Ensuite, une interview de Thomas Gilbert dont le Sauvage m’est tombé des mains, donc évidemment, je ne pouvais pas être au niveau du propos.

La suite m’a pris à rebrousse poil, mais pour mieux me peigner. Interview de Jean Teulé, que je ne connaissais pas vraiment, et j’ai adoré ce gars. Et notamment le fait qu’il évoque les adaptations de ses œuvres en ce sens, où il dit une truc du genre « que puisqu’ils ont acheté les droits, je n’ai pas mon mot à dire sur la conception. » Et c’est donc là, que j’ai découvert Gens de France, et que je me suis poilé à mort dans le train, alors qu’une heure avant, je voyais ce photo-montage et ces petits textes en me disant « oh non, pas du roman-photo ». Comme quoi …
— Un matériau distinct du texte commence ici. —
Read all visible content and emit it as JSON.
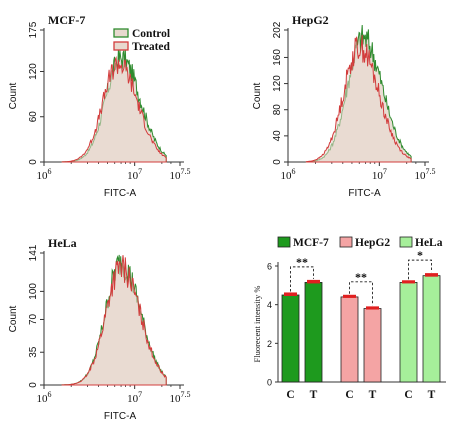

ça enchaîne avec Jonathan, que je ne connais pas du tout, mais qui donne envie de s’y intéresser un peu. ça me semble très, très joli en plus.
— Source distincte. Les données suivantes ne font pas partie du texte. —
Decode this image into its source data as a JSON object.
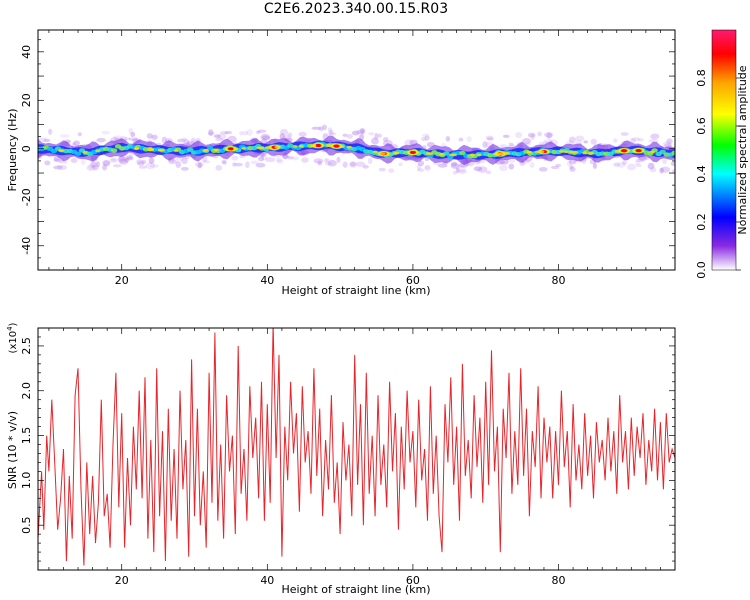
{
  "title": "C2E6.2023.340.00.15.R03",
  "chart_data": [
    {
      "type": "heatmap",
      "xlabel": "Height of straight line (km)",
      "ylabel": "Frequency (Hz)",
      "xlim": [
        8.5,
        96
      ],
      "ylim": [
        -50,
        49
      ],
      "xticks": [
        20,
        40,
        60,
        80
      ],
      "yticks": [
        -40,
        -20,
        0,
        20,
        40
      ],
      "ridge_center": [
        [
          8.5,
          0
        ],
        [
          15,
          -1.5
        ],
        [
          20,
          0.5
        ],
        [
          25,
          -0.5
        ],
        [
          30,
          -1
        ],
        [
          35,
          0
        ],
        [
          40,
          0.5
        ],
        [
          44,
          1
        ],
        [
          48,
          1.5
        ],
        [
          52,
          0.5
        ],
        [
          56,
          -2
        ],
        [
          60,
          -1.5
        ],
        [
          65,
          -2.5
        ],
        [
          70,
          -2.5
        ],
        [
          75,
          -1.5
        ],
        [
          80,
          -1
        ],
        [
          85,
          -2
        ],
        [
          90,
          -0.5
        ],
        [
          96,
          -2
        ]
      ],
      "ridge_halfwidth_hz": 3,
      "peak_heights_km": [
        35,
        41,
        47,
        49.5,
        56,
        60,
        72,
        78,
        89,
        91
      ],
      "colorbar": {
        "label": "Normalized spectral amplitude",
        "range": [
          0,
          1
        ],
        "ticks": [
          0.0,
          0.2,
          0.4,
          0.6,
          0.8
        ],
        "colors": [
          "#ffffff",
          "#8a2be2",
          "#0000ff",
          "#00ffff",
          "#00ff00",
          "#ffff00",
          "#ffa500",
          "#ff0000",
          "#ff1a70"
        ]
      }
    },
    {
      "type": "line",
      "xlabel": "Height of straight line (km)",
      "ylabel": "SNR (10 * v/v)",
      "multiplier": "(x10^4)",
      "xlim": [
        8.5,
        96
      ],
      "ylim": [
        0,
        2.7
      ],
      "xticks": [
        20,
        40,
        60,
        80
      ],
      "yticks": [
        0.5,
        1.0,
        1.5,
        2.0,
        2.5
      ],
      "color": "#e8242a",
      "points": [
        [
          8.5,
          0.35
        ],
        [
          9.0,
          1.1
        ],
        [
          9.3,
          0.45
        ],
        [
          9.7,
          1.5
        ],
        [
          10.0,
          1.1
        ],
        [
          10.4,
          1.9
        ],
        [
          10.8,
          1.2
        ],
        [
          11.2,
          0.45
        ],
        [
          11.6,
          0.8
        ],
        [
          12.0,
          1.35
        ],
        [
          12.4,
          0.1
        ],
        [
          12.8,
          1.05
        ],
        [
          13.2,
          0.35
        ],
        [
          13.6,
          1.95
        ],
        [
          14.0,
          2.25
        ],
        [
          14.4,
          0.9
        ],
        [
          14.8,
          0.05
        ],
        [
          15.2,
          1.2
        ],
        [
          15.6,
          0.4
        ],
        [
          16.0,
          1.05
        ],
        [
          16.4,
          0.3
        ],
        [
          16.8,
          0.75
        ],
        [
          17.2,
          1.9
        ],
        [
          17.6,
          0.6
        ],
        [
          18.0,
          0.85
        ],
        [
          18.4,
          0.25
        ],
        [
          18.8,
          1.4
        ],
        [
          19.2,
          2.2
        ],
        [
          19.6,
          0.7
        ],
        [
          20.0,
          1.75
        ],
        [
          20.4,
          0.25
        ],
        [
          20.8,
          1.25
        ],
        [
          21.2,
          0.5
        ],
        [
          21.6,
          1.6
        ],
        [
          22.0,
          0.9
        ],
        [
          22.4,
          2.0
        ],
        [
          22.8,
          0.8
        ],
        [
          23.2,
          2.15
        ],
        [
          23.6,
          0.35
        ],
        [
          24.0,
          1.45
        ],
        [
          24.4,
          0.2
        ],
        [
          24.8,
          2.25
        ],
        [
          25.2,
          0.6
        ],
        [
          25.6,
          1.55
        ],
        [
          26.0,
          0.1
        ],
        [
          26.4,
          1.8
        ],
        [
          26.8,
          0.55
        ],
        [
          27.2,
          1.35
        ],
        [
          27.6,
          0.35
        ],
        [
          28.0,
          2.0
        ],
        [
          28.4,
          0.9
        ],
        [
          28.8,
          1.45
        ],
        [
          29.2,
          0.15
        ],
        [
          29.6,
          2.35
        ],
        [
          30.0,
          0.6
        ],
        [
          30.4,
          1.8
        ],
        [
          30.8,
          0.5
        ],
        [
          31.2,
          1.1
        ],
        [
          31.6,
          0.25
        ],
        [
          32.0,
          2.2
        ],
        [
          32.4,
          0.75
        ],
        [
          32.8,
          2.65
        ],
        [
          33.2,
          0.55
        ],
        [
          33.6,
          1.4
        ],
        [
          34.0,
          0.35
        ],
        [
          34.4,
          1.95
        ],
        [
          34.8,
          1.1
        ],
        [
          35.2,
          1.5
        ],
        [
          35.6,
          0.4
        ],
        [
          36.0,
          2.5
        ],
        [
          36.4,
          0.85
        ],
        [
          36.8,
          1.35
        ],
        [
          37.2,
          0.55
        ],
        [
          37.6,
          2.05
        ],
        [
          38.0,
          1.25
        ],
        [
          38.4,
          1.7
        ],
        [
          38.8,
          0.8
        ],
        [
          39.2,
          2.1
        ],
        [
          39.6,
          0.55
        ],
        [
          40.0,
          1.85
        ],
        [
          40.4,
          0.75
        ],
        [
          40.8,
          2.75
        ],
        [
          41.2,
          1.25
        ],
        [
          41.6,
          2.4
        ],
        [
          42.0,
          0.15
        ],
        [
          42.4,
          1.6
        ],
        [
          42.8,
          1.0
        ],
        [
          43.2,
          2.1
        ],
        [
          43.6,
          1.3
        ],
        [
          44.0,
          1.75
        ],
        [
          44.4,
          0.65
        ],
        [
          44.8,
          2.05
        ],
        [
          45.2,
          1.2
        ],
        [
          45.6,
          1.55
        ],
        [
          46.0,
          0.85
        ],
        [
          46.4,
          2.25
        ],
        [
          46.8,
          1.05
        ],
        [
          47.2,
          1.8
        ],
        [
          47.6,
          0.6
        ],
        [
          48.0,
          1.45
        ],
        [
          48.4,
          0.9
        ],
        [
          48.8,
          1.95
        ],
        [
          49.2,
          0.75
        ],
        [
          49.6,
          1.2
        ],
        [
          50.0,
          0.4
        ],
        [
          50.4,
          1.65
        ],
        [
          50.8,
          1.0
        ],
        [
          51.2,
          1.4
        ],
        [
          51.6,
          0.6
        ],
        [
          52.0,
          2.4
        ],
        [
          52.4,
          0.95
        ],
        [
          52.8,
          1.85
        ],
        [
          53.2,
          0.5
        ],
        [
          53.6,
          2.2
        ],
        [
          54.0,
          0.85
        ],
        [
          54.4,
          1.5
        ],
        [
          54.8,
          0.6
        ],
        [
          55.2,
          1.95
        ],
        [
          55.6,
          0.95
        ],
        [
          56.0,
          1.4
        ],
        [
          56.4,
          0.7
        ],
        [
          56.8,
          2.1
        ],
        [
          57.2,
          1.1
        ],
        [
          57.6,
          1.75
        ],
        [
          58.0,
          0.45
        ],
        [
          58.4,
          1.6
        ],
        [
          58.8,
          0.9
        ],
        [
          59.2,
          2.0
        ],
        [
          59.6,
          1.2
        ],
        [
          60.0,
          1.55
        ],
        [
          60.4,
          0.7
        ],
        [
          60.8,
          1.9
        ],
        [
          61.2,
          1.0
        ],
        [
          61.6,
          1.35
        ],
        [
          62.0,
          0.55
        ],
        [
          62.4,
          2.05
        ],
        [
          62.8,
          0.85
        ],
        [
          63.2,
          1.5
        ],
        [
          63.6,
          0.6
        ],
        [
          64.0,
          0.2
        ],
        [
          64.4,
          1.85
        ],
        [
          64.8,
          1.2
        ],
        [
          65.2,
          2.15
        ],
        [
          65.6,
          0.95
        ],
        [
          66.0,
          1.6
        ],
        [
          66.4,
          0.55
        ],
        [
          66.8,
          2.3
        ],
        [
          67.2,
          1.05
        ],
        [
          67.6,
          1.45
        ],
        [
          68.0,
          0.8
        ],
        [
          68.4,
          1.95
        ],
        [
          68.8,
          1.15
        ],
        [
          69.2,
          1.7
        ],
        [
          69.6,
          0.75
        ],
        [
          70.0,
          2.1
        ],
        [
          70.4,
          0.95
        ],
        [
          70.8,
          2.45
        ],
        [
          71.2,
          1.1
        ],
        [
          71.6,
          1.6
        ],
        [
          72.0,
          0.2
        ],
        [
          72.4,
          1.8
        ],
        [
          72.8,
          1.25
        ],
        [
          73.2,
          2.2
        ],
        [
          73.6,
          0.85
        ],
        [
          74.0,
          1.55
        ],
        [
          74.4,
          0.95
        ],
        [
          74.8,
          2.25
        ],
        [
          75.2,
          1.05
        ],
        [
          75.6,
          1.8
        ],
        [
          76.0,
          0.6
        ],
        [
          76.4,
          1.55
        ],
        [
          76.8,
          1.15
        ],
        [
          77.2,
          2.05
        ],
        [
          77.6,
          0.8
        ],
        [
          78.0,
          1.7
        ],
        [
          78.4,
          1.2
        ],
        [
          78.8,
          1.6
        ],
        [
          79.2,
          0.8
        ],
        [
          79.6,
          1.55
        ],
        [
          80.0,
          0.95
        ],
        [
          80.4,
          2.0
        ],
        [
          80.8,
          1.15
        ],
        [
          81.2,
          1.55
        ],
        [
          81.6,
          0.7
        ],
        [
          82.0,
          1.85
        ],
        [
          82.4,
          1.0
        ],
        [
          82.8,
          1.4
        ],
        [
          83.2,
          0.9
        ],
        [
          83.6,
          1.75
        ],
        [
          84.0,
          1.05
        ],
        [
          84.4,
          1.5
        ],
        [
          84.8,
          0.8
        ],
        [
          85.2,
          1.65
        ],
        [
          85.6,
          1.2
        ],
        [
          86.0,
          1.45
        ],
        [
          86.4,
          1.0
        ],
        [
          86.8,
          1.7
        ],
        [
          87.2,
          1.1
        ],
        [
          87.6,
          1.55
        ],
        [
          88.0,
          0.85
        ],
        [
          88.4,
          1.95
        ],
        [
          88.8,
          1.2
        ],
        [
          89.2,
          1.55
        ],
        [
          89.6,
          0.9
        ],
        [
          90.0,
          1.7
        ],
        [
          90.4,
          1.05
        ],
        [
          90.8,
          1.6
        ],
        [
          91.2,
          1.25
        ],
        [
          91.6,
          1.75
        ],
        [
          92.0,
          0.95
        ],
        [
          92.4,
          1.45
        ],
        [
          92.8,
          1.1
        ],
        [
          93.2,
          1.8
        ],
        [
          93.6,
          1.0
        ],
        [
          94.0,
          1.65
        ],
        [
          94.4,
          0.9
        ],
        [
          94.8,
          1.75
        ],
        [
          95.2,
          1.2
        ],
        [
          95.6,
          1.35
        ],
        [
          96.0,
          1.25
        ]
      ]
    }
  ]
}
L’interview d’Ugo Bienvenu m’a également beaucoup plu, d’abord parce que j’ai tout compris à ce qu’il a dit. Il semble en avoir beaucoup dans la caboche, tout étant limpide et abordable. Et ça, ce n’est pas donné à tout le monde. Va falloir quand même que j’aille voir de plus près son travail (ça me titillait depuis un bout de temps, quand même).

Le dossier sur la BD porno… je ne sais pas trop quoi en penser, en fait. J’ai bien aimé les petite biographie de vieux auteurs, mais le dossier … je n’ai pas eu l’impression d’apprendre grand chose en fait. Assez étrange comme sentiment.

Et enfin, le dernier sujet est de l’autoprom’ (enfin, du dernier travail du patron, pardon), avec un dossier sur Metal Hurlant. Très intéressant au demeurant, bien fourni, j’ai pris plaisir à le lire. Mais bon, on sait pourquoi il apparut dans ce numéro (même si, pour être objectif, les Cahiers surfent très justement et souvent sur les sorties ou l’actualité).

PS : les bonnes feuilles sont remplies par un morceau du bouquin sur Jacobs. ça m’a donné envie.